I noticed something interesting about the symptoms: the Trackpad actually *does* work, but only the rightmost 1/2" responds to touch. Most of the trackpad is dead. I noticed a few recent commits in 4.16.4 related to trackpad identification that might be relevant.

Comment by loqs (loqs) - Thursday, 14 June 2018, 19:24 GMT
I would suggest trying 4.17.1-1 from testing see if that has the same issue. If it does you could bisect between 4.16 and 4.17 or 4.16.13 and 4.16.15 and find the bad commit.
Comment by Chris Snell (chrissnell) - Thursday, 14 June 2018, 23:21 GMT
Is there a way to bisect kernel commits but still use the Arch Build System for building the kernel packages? I know that I could build a kernel the old fashioned way, by hand, in my home directory...but this is a work laptop and I need to be able to get it running again quickly when things fail.
Comment by Eli Schwartz (eschwartz) - Friday, 15 June 2018, 03:26 GMT
The general process is discussed in
Comment by Chris Snell (chrissnell) - Friday, 15 June 2018, 03:52 GMT
I'm pretty comfortable with git bisect but unfamiliar with building *packaged* kernels from git. As I understand it, the packaged version (i.e. built with makepkg) uses a source tarball from I suppose that I will have to build by hand instead unless there is a "linux-git" style kernel package somewhere. EDIT: There is a linux-git AUR package. I'll give that a shot.
Comment by loqs (loqs) - Friday, 15 June 2018, 07:31 GMT I would suggest starting a topic on the kernel forum if you have issues with the bisection
Comment by Chris Snell (chrissnell) - Saturday, 16 June 2018, 03:33 GMT
I figured out the problem. Somewhere between these kernels, the ThinkPad X1 Carbon gen5's Synaptics touchpad was enabled for the new "RMI4" driver. When this happened, synclient(1) broke or no longer worked in the same way. I had a call to synclient in my Xorg startup like this:

# Desensitize touchpad around edges
synclient AreaLeftEdge=1800 AreaRightEdge=5200 AreaBottomEdge=5000

Commenting this out "fixes" the problem but now I'm left with an overly-sensitive touchpad that's prone to palm-caused mouse movements.
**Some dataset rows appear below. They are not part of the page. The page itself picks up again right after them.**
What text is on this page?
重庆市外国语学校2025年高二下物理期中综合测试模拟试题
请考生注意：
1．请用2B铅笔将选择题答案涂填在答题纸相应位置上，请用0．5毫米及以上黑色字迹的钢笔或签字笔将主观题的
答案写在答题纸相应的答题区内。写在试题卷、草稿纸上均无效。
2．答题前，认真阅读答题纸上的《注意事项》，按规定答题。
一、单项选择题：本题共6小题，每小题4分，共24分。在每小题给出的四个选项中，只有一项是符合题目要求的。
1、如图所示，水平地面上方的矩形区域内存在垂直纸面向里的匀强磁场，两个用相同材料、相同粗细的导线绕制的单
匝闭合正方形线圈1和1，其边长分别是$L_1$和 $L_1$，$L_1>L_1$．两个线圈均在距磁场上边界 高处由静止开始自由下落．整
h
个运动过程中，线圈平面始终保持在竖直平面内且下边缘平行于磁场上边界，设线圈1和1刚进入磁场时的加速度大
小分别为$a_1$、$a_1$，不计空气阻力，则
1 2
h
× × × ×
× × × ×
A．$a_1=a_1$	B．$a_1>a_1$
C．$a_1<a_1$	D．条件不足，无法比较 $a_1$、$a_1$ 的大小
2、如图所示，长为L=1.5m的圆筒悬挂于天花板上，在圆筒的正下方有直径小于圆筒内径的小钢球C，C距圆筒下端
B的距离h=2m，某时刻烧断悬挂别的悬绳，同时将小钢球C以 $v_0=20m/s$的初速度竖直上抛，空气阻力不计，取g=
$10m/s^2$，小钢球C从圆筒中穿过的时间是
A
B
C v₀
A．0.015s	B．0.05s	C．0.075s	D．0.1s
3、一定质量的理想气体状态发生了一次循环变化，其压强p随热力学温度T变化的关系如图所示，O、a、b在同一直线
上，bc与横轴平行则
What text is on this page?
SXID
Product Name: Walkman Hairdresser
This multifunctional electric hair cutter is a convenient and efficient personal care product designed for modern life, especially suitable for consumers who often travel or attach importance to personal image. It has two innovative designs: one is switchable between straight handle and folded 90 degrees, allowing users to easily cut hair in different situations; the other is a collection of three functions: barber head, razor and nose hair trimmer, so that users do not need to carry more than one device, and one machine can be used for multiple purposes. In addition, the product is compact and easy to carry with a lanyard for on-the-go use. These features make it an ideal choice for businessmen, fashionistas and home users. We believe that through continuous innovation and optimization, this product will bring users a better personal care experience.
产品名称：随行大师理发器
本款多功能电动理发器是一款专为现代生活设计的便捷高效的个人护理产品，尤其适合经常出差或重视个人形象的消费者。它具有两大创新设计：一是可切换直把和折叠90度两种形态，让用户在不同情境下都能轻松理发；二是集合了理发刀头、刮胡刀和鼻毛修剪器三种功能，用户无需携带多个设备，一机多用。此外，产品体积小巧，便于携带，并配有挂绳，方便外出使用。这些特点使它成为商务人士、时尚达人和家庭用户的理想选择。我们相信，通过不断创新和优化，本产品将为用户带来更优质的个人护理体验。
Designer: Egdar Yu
So.... I think we have two bugs now: a synclient bug and a documentation bug. Should I close this and open a new bug for synclient?
Comment by Chris Snell (chrissnell) - Saturday, 16 June 2018, 03:46 GMT
Figured this out: the RMI4 drivers apparently changed the scale of synclient's touchpad dimensions. Whereas my pad was around 7000 "units" wide with the old driver, under the new RMI4 driver, it's around 1860 units. Thus, "synclient AreaLeftEdge=1800" sets the left edge almost near the physical right edge of the trackpad.

I have an upstream bug to determine if this is the intended behavior going forward:

If this new scale is here to stay, the wiki should get updated because users with hardcoded synclient tweaks will almost certainly run into problems with this new driver.
Comment by Jan Steffens (heftig) - Monday, 18 June 2018, 14:22 GMT
Have you tried the xf86-input-libinput driver? It does (different) palm detection.
Comment by Chris Snell (chrissnell) - Monday, 18 June 2018, 14:27 GMT
I haven't. Everything seems to be working fine with the synaptics driver now that I have removed the synclient tweeks from my WM startup script. However, I can see this causing problems for users so I'd like to either get a) the scale of the trackpad edge adjustments reverted to where it was on the older driver or b) docs updated to warn users about the changes.